The Astrophysical Journal

Volume

758

Publication Date

2012

Document Type

Article

First and Last Page

84

Abstract

We analyze blazar jet apparent speeds and accelerations from the RDV series of astrometric and geodetic very long baseline interferometry (VLBI) experiments. From these experiments, we have produced and analyzed 2753 global VLBI images of 68 sources at 8 GHz with a median beam size of 0.9 milliarcseconds (mas) and a median of 43 epochs per source. From this sample, we analyze the motions of 225 jet components in 66 sources. The distribution of the fastest measured apparent speed in each source has a median of 8.3c and a maximum of 44c. Sources in the 2FGL Fermi LAT catalog display higher apparent speeds than those that have not been detected.
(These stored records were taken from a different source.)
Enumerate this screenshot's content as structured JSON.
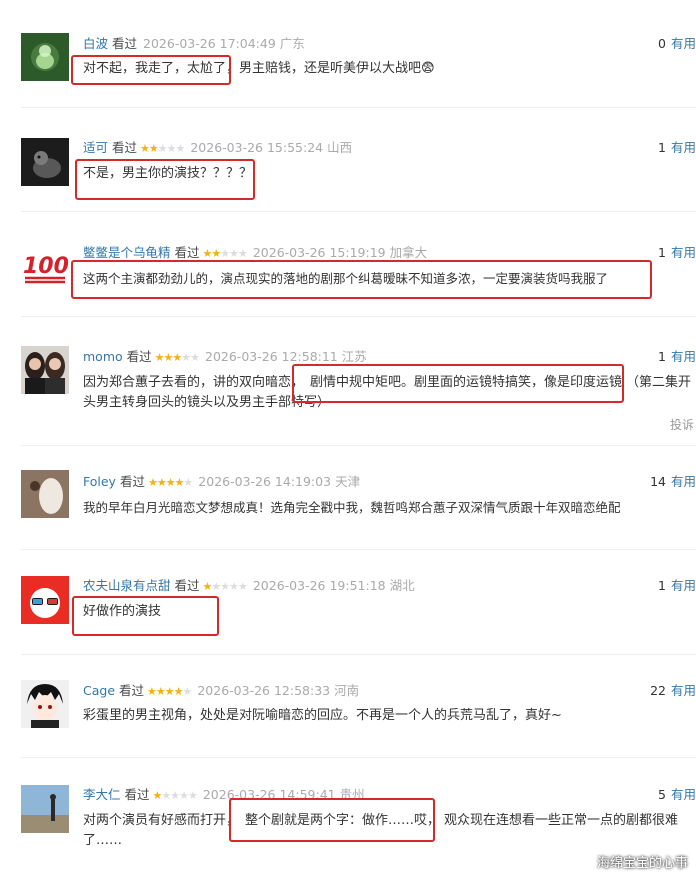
{
  "comments": [
    {
      "user": "白波",
      "status": "看过",
      "stars": 0,
      "time": "2026-03-26 17:04:49",
      "location": "广东",
      "votes": "0",
      "vote_label": "有用",
      "text": "对不起，我走了，太尬了，男主赔钱，还是听美伊以大战吧😨"
    },
    {
      "user": "适可",
      "status": "看过",
      "stars": 2,
      "time": "2026-03-26 15:55:24",
      "location": "山西",
      "votes": "1",
      "vote_label": "有用",
      "text": "不是，男主你的演技？？？？"
    },
    {
      "user": "鳖鳖是个乌龟精",
      "status": "看过",
      "stars": 2,
      "time": "2026-03-26 15:19:19",
      "location": "加拿大",
      "votes": "1",
      "vote_label": "有用",
      "text": "这两个主演都劲劲儿的，演点现实的落地的剧那个纠葛暧昧不知道多浓，一定要演装货吗我服了"
    },
    {
      "user": "momo",
      "status": "看过",
      "stars": 3,
      "time": "2026-03-26 12:58:11",
      "location": "江苏",
      "votes": "1",
      "vote_label": "有用",
      "text_a": "因为郑合蕙子去看的，讲的双向暗恋，",
      "text_b": "剧情中规中矩吧。剧里面的运镜特搞笑，像是印度运镜",
      "text_c": "（第二集开头男主转身回头的镜头以及男主手部特写）",
      "report": "投诉"
    },
    {
      "user": "Foley",
      "status": "看过",
      "stars": 4,
      "time": "2026-03-26 14:19:03",
      "location": "天津",
      "votes": "14",
      "vote_label": "有用",
      "text": "我的早年白月光暗恋文梦想成真！选角完全戳中我，魏哲鸣郑合蕙子双深情气质跟十年双暗恋绝配"
    },
    {
      "user": "农夫山泉有点甜",
      "status": "看过",
      "stars": 1,
      "time": "2026-03-26 19:51:18",
      "location": "湖北",
      "votes": "1",
      "vote_label": "有用",
      "text": "好做作的演技"
    },
    {
      "user": "Cage",
      "status": "看过",
      "stars": 4,
      "time": "2026-03-26 12:58:33",
      "location": "河南",
      "votes": "22",
      "vote_label": "有用",
      "text": "彩蛋里的男主视角，处处是对阮喻暗恋的回应。不再是一个人的兵荒马乱了，真好~"
    },
    {
      "user": "李大仁",
      "status": "看过",
      "stars": 1,
      "time": "2026-03-26 14:59:41",
      "location": "贵州",
      "votes": "5",
      "vote_label": "有用",
      "text_a": "对两个演员有好感而打开，",
      "text_b": "整个剧就是两个字：做作……哎，",
      "text_c": "观众现在连想看一些正常一点的剧都很难了……"
    }
  ],
  "avatar_badge": "100",
  "watermark": "海绵宝宝的心事",
  "colors": {
    "link": "#3377aa",
    "star": "#f5b10d",
    "highlight": "#d62a2a",
    "muted": "#aaaaaa"
  }
}
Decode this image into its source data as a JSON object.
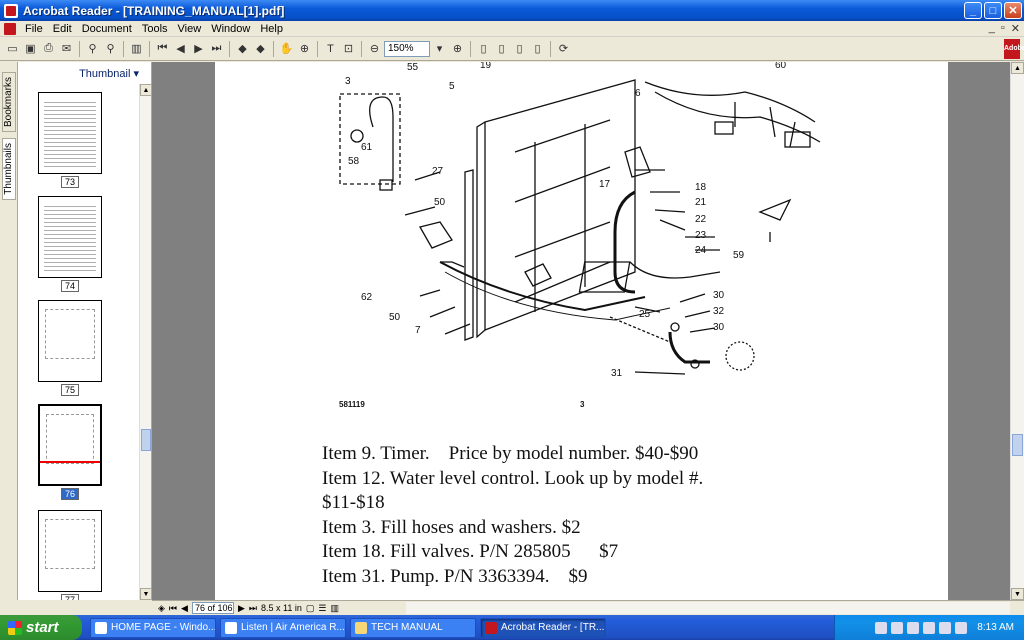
{
  "window": {
    "title": "Acrobat Reader - [TRAINING_MANUAL[1].pdf]",
    "minimize": "_",
    "maximize": "□",
    "close": "✕"
  },
  "menu": [
    "File",
    "Edit",
    "Document",
    "Tools",
    "View",
    "Window",
    "Help"
  ],
  "toolbar": {
    "zoom_value": "150%"
  },
  "side_tabs": [
    "Bookmarks",
    "Thumbnails"
  ],
  "thumbnail_pane": {
    "header": "Thumbnail ▾",
    "pages": [
      "73",
      "74",
      "75",
      "76",
      "77"
    ],
    "selected": "76"
  },
  "document": {
    "diagram_labels": [
      "3",
      "55",
      "19",
      "5",
      "6",
      "60",
      "61",
      "58",
      "27",
      "50",
      "17",
      "18",
      "21",
      "22",
      "23",
      "24",
      "59",
      "62",
      "50",
      "7",
      "25",
      "30",
      "32",
      "30",
      "31",
      "581119",
      "3"
    ],
    "text_lines": [
      "Item 9. Timer.    Price by model number. $40-$90",
      "Item 12. Water level control. Look up by model #.",
      "$11-$18",
      "Item 3. Fill hoses and washers. $2",
      "Item 18. Fill valves. P/N 285805      $7",
      "Item 31. Pump. P/N 3363394.    $9"
    ]
  },
  "statusbar": {
    "page": "76 of 106",
    "size": "8.5 x 11 in"
  },
  "taskbar": {
    "start": "start",
    "tasks": [
      "HOME PAGE - Windo...",
      "Listen | Air America R...",
      "TECH MANUAL",
      "Acrobat Reader - [TR..."
    ],
    "clock": "8:13 AM"
  }
}
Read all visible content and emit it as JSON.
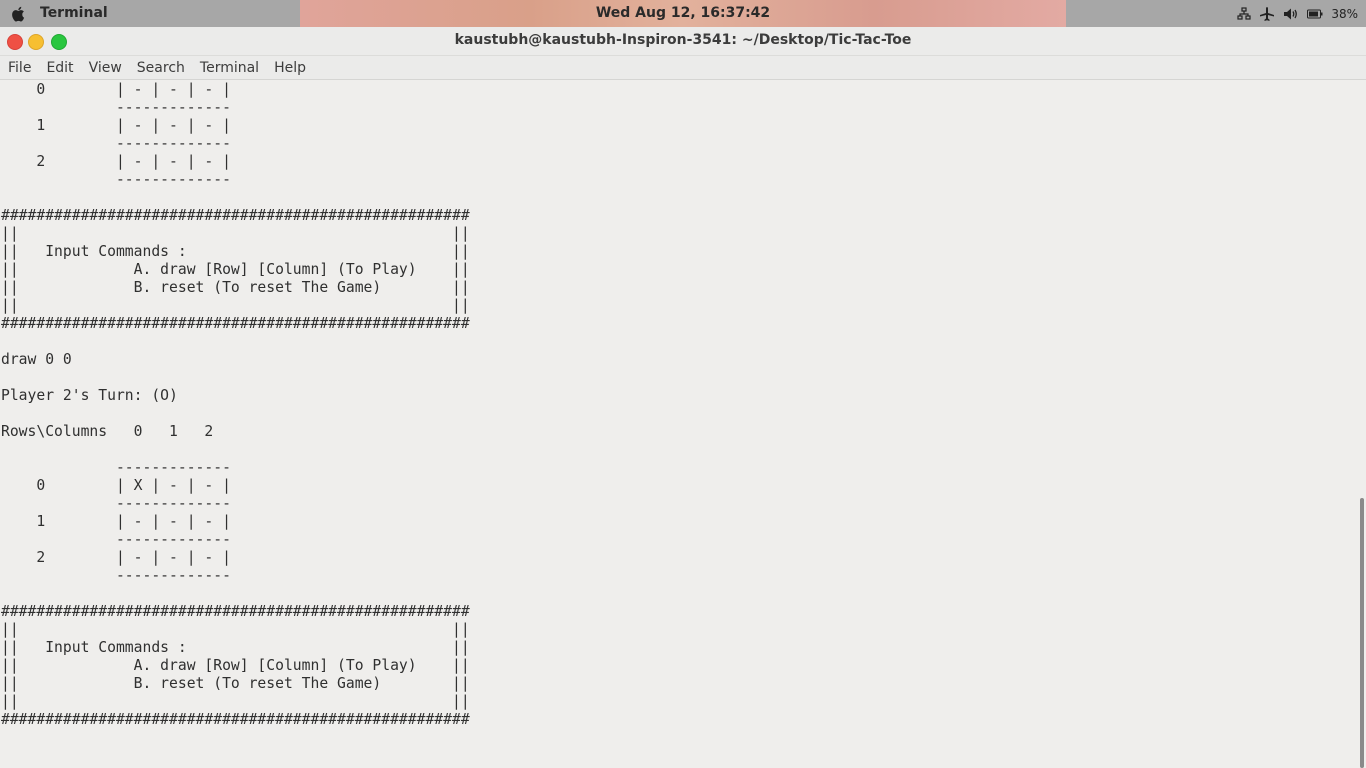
{
  "topbar": {
    "app_name": "Terminal",
    "datetime": "Wed Aug 12, 16:37:42",
    "battery": "38%",
    "icons": [
      "apple-icon",
      "network-icon",
      "airplane-icon",
      "volume-icon",
      "battery-icon"
    ]
  },
  "window": {
    "title": "kaustubh@kaustubh-Inspiron-3541: ~/Desktop/Tic-Tac-Toe"
  },
  "menu": {
    "file": "File",
    "edit": "Edit",
    "view": "View",
    "search": "Search",
    "terminal": "Terminal",
    "help": "Help"
  },
  "terminal": {
    "output": "    0        | - | - | - |\n             -------------\n    1        | - | - | - |\n             -------------\n    2        | - | - | - |\n             -------------\n\n#####################################################\n||                                                 ||\n||   Input Commands :                              ||\n||             A. draw [Row] [Column] (To Play)    ||\n||             B. reset (To reset The Game)        ||\n||                                                 ||\n#####################################################\n\ndraw 0 0\n\nPlayer 2's Turn: (O)\n\nRows\\Columns   0   1   2\n\n             -------------\n    0        | X | - | - |\n             -------------\n    1        | - | - | - |\n             -------------\n    2        | - | - | - |\n             -------------\n\n#####################################################\n||                                                 ||\n||   Input Commands :                              ||\n||             A. draw [Row] [Column] (To Play)    ||\n||             B. reset (To reset The Game)        ||\n||                                                 ||\n#####################################################\n\n\n_"
  }
}
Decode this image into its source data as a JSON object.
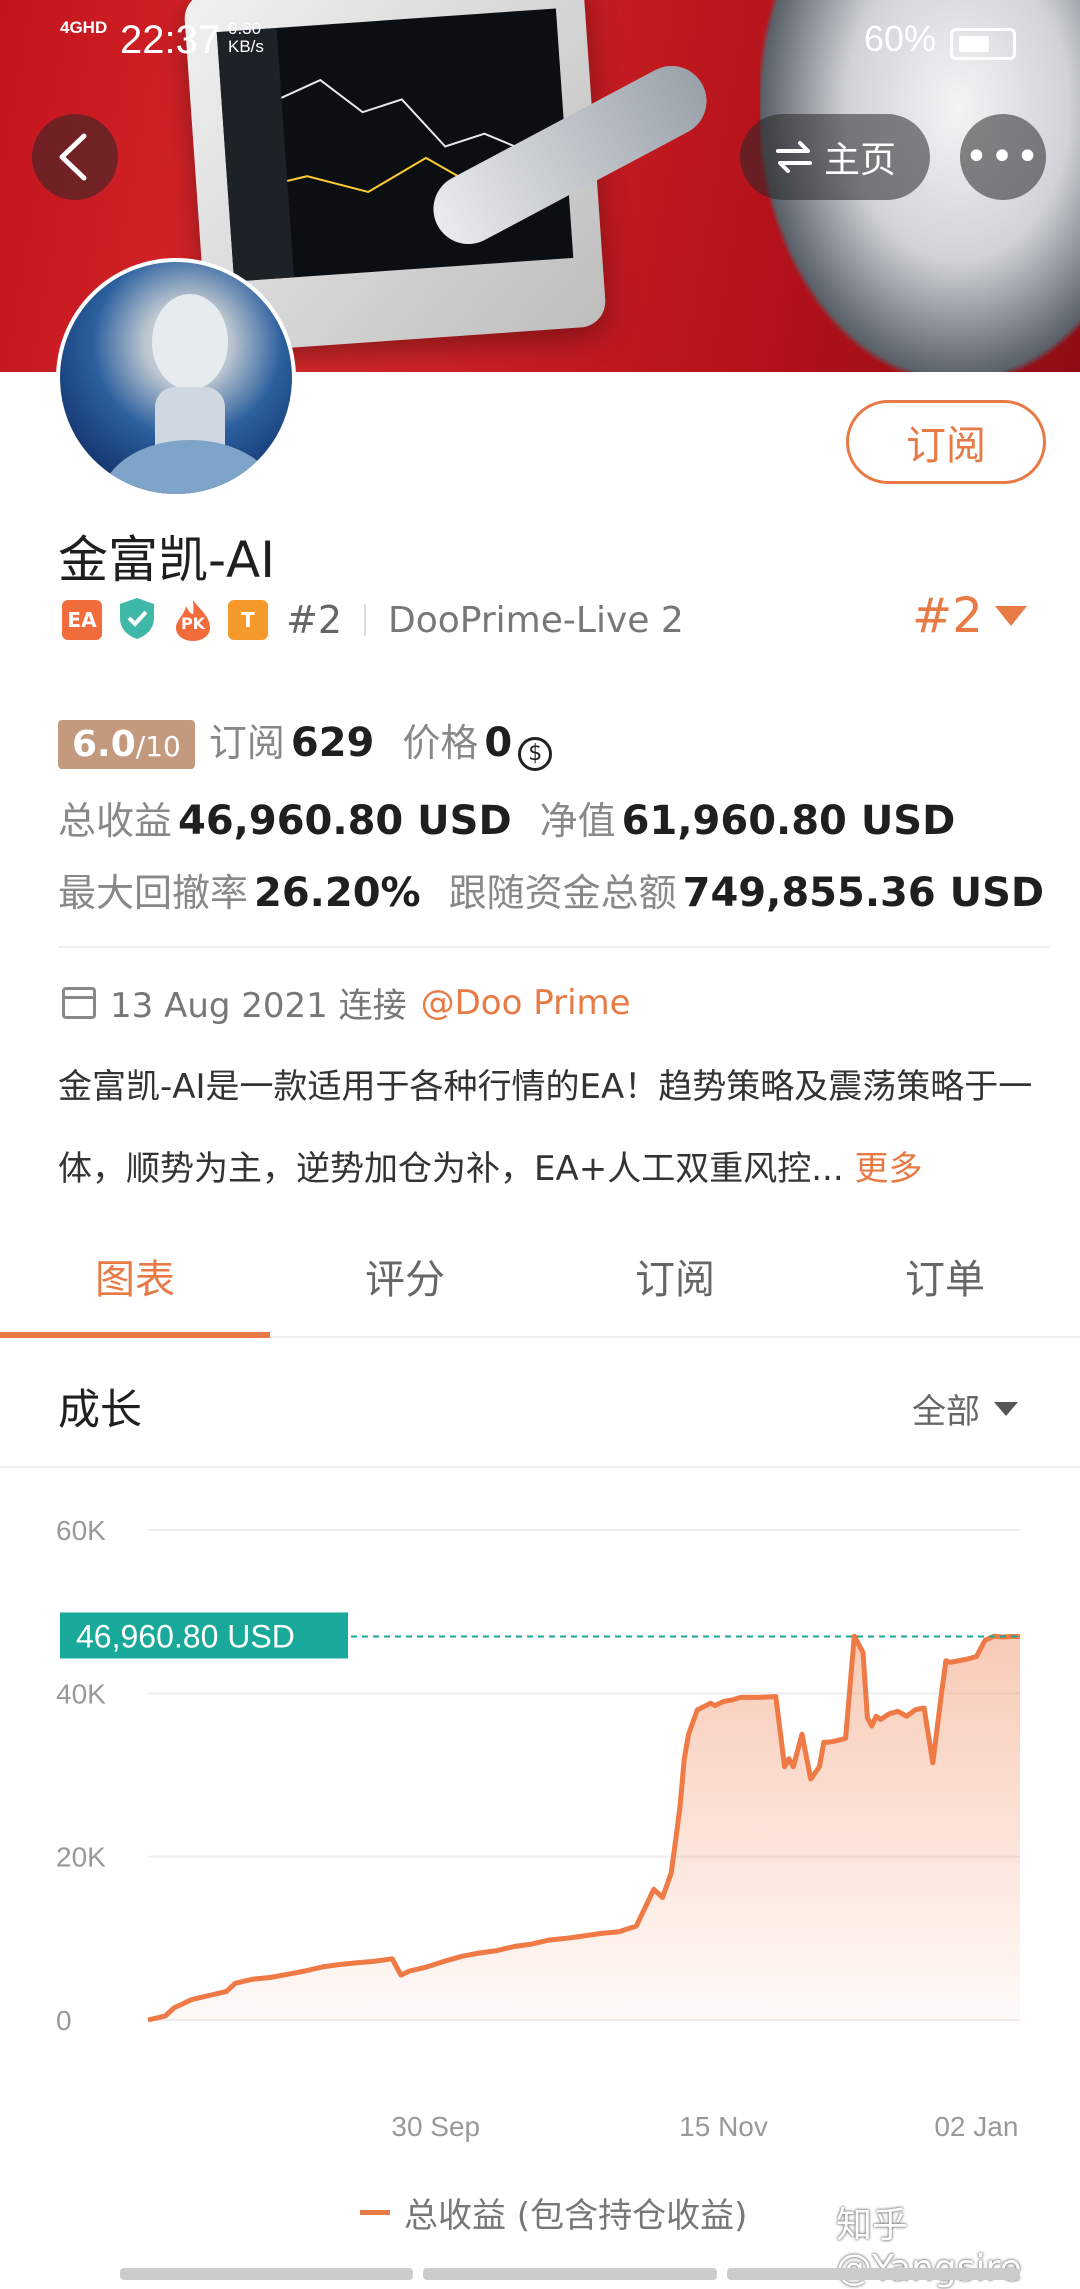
{
  "status_bar": {
    "network": "4GHD",
    "time": "22:37",
    "speed": "0.30 KB/s",
    "battery": "60%"
  },
  "nav": {
    "home_label": "主页",
    "more_label": "•••"
  },
  "profile": {
    "subscribe_label": "订阅",
    "name": "金富凯-AI",
    "badges": [
      {
        "icon": "ea-badge-icon",
        "text": "EA",
        "color": "#f26b3a"
      },
      {
        "icon": "verified-shield-icon",
        "text": "",
        "color": "#3fb8a8"
      },
      {
        "icon": "pk-flame-icon",
        "text": "PK",
        "color": "#f26b3a"
      },
      {
        "icon": "t-badge-icon",
        "text": "T",
        "color": "#f59a2a"
      }
    ],
    "rank": "#2",
    "server": "DooPrime-Live 2",
    "rank_dropdown": "#2"
  },
  "stats": {
    "score": "6.0",
    "score_max": "/10",
    "subscribe_label": "订阅",
    "subscribe_count": "629",
    "price_label": "价格",
    "price_value": "0",
    "price_icon": "coin-icon",
    "total_profit_label": "总收益",
    "total_profit_value": "46,960.80 USD",
    "equity_label": "净值",
    "equity_value": "61,960.80 USD",
    "max_drawdown_label": "最大回撤率",
    "max_drawdown_value": "26.20%",
    "follow_funds_label": "跟随资金总额",
    "follow_funds_value": "749,855.36 USD"
  },
  "connect": {
    "date_text": "13 Aug 2021 连接",
    "broker": "@Doo Prime"
  },
  "description": {
    "text": "金富凯-AI是一款适用于各种行情的EA！趋势策略及震荡策略于一体，顺势为主，逆势加仓为补，EA+人工双重风控...",
    "more_label": "更多"
  },
  "tabs": [
    "图表",
    "评分",
    "订阅",
    "订单"
  ],
  "section": {
    "title": "成长",
    "range": "全部"
  },
  "colors": {
    "accent": "#e87a45",
    "teal": "#18a99a"
  },
  "watermark": "知乎 @Yangsire",
  "chart_data": {
    "type": "area",
    "ylim": [
      0,
      60000
    ],
    "y_ticks": [
      {
        "value": 60000,
        "label": "60K"
      },
      {
        "value": 40000,
        "label": "40K"
      },
      {
        "value": 20000,
        "label": "20K"
      },
      {
        "value": 0,
        "label": "0"
      }
    ],
    "x_ticks": [
      {
        "value": 0.33,
        "label": "30 Sep"
      },
      {
        "value": 0.66,
        "label": "15 Nov"
      },
      {
        "value": 0.95,
        "label": "02 Jan"
      }
    ],
    "current_value_label": "46,960.80 USD",
    "current_value": 46960.8,
    "series": [
      {
        "name": "总收益 (包含持仓收益)",
        "x": [
          0.0,
          0.02,
          0.03,
          0.04,
          0.05,
          0.07,
          0.09,
          0.1,
          0.12,
          0.14,
          0.16,
          0.18,
          0.2,
          0.22,
          0.24,
          0.26,
          0.28,
          0.29,
          0.3,
          0.32,
          0.34,
          0.36,
          0.38,
          0.4,
          0.42,
          0.44,
          0.46,
          0.48,
          0.5,
          0.52,
          0.54,
          0.56,
          0.58,
          0.59,
          0.6,
          0.605,
          0.61,
          0.615,
          0.62,
          0.63,
          0.64,
          0.645,
          0.65,
          0.66,
          0.67,
          0.68,
          0.7,
          0.72,
          0.73,
          0.735,
          0.74,
          0.75,
          0.76,
          0.77,
          0.775,
          0.78,
          0.79,
          0.8,
          0.81,
          0.82,
          0.825,
          0.83,
          0.835,
          0.84,
          0.85,
          0.86,
          0.87,
          0.88,
          0.89,
          0.9,
          0.91,
          0.915,
          0.92,
          0.93,
          0.94,
          0.95,
          0.96,
          0.97,
          0.98,
          0.99,
          1.0
        ],
        "values": [
          0,
          500,
          1500,
          2000,
          2500,
          3000,
          3500,
          4500,
          5000,
          5200,
          5600,
          6000,
          6500,
          6800,
          7000,
          7200,
          7500,
          5500,
          6000,
          6500,
          7200,
          7800,
          8200,
          8500,
          9000,
          9300,
          9800,
          10000,
          10300,
          10600,
          10800,
          11500,
          16000,
          15000,
          18000,
          22000,
          26000,
          32000,
          35000,
          38000,
          38500,
          38800,
          38500,
          39000,
          39200,
          39500,
          39500,
          39600,
          31000,
          32000,
          31000,
          35000,
          29500,
          31000,
          34000,
          34000,
          34200,
          34500,
          47000,
          45000,
          37000,
          36000,
          37200,
          36800,
          37500,
          37800,
          37200,
          38000,
          38200,
          31500,
          40000,
          44000,
          43800,
          44000,
          44200,
          44500,
          46500,
          47000,
          46900,
          46960.8,
          46960.8
        ]
      }
    ]
  }
}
On average, components farther from the core in a given source have significantly higher apparent speeds than components closer to the core; for example, for a typical source, components at ~3 mas from the core (~15 pc projected at z ~ 0.5) have apparent speeds about 50% higher than those of components at ~1 mas from the core (~5 pc projected at z ~ 0.5). We measure accelerations of components in orthogonal directions parallel and perpendicular to their average velocity vector. Parallel accelerations have significantly larger magnitudes than perpendicular accelerations, implying that observed accelerations are predominantly due to changes in the Lorentz factor (bulk or pattern) rather than projection effects from jet bending. Positive parallel accelerations are significantly more common than negative ones, so the Lorentz factor (bulk or pattern) tends to increase on the scales observed here. Observed parallel accelerations correspond to modest source frame increases in the bulk or pattern Lorentz factor.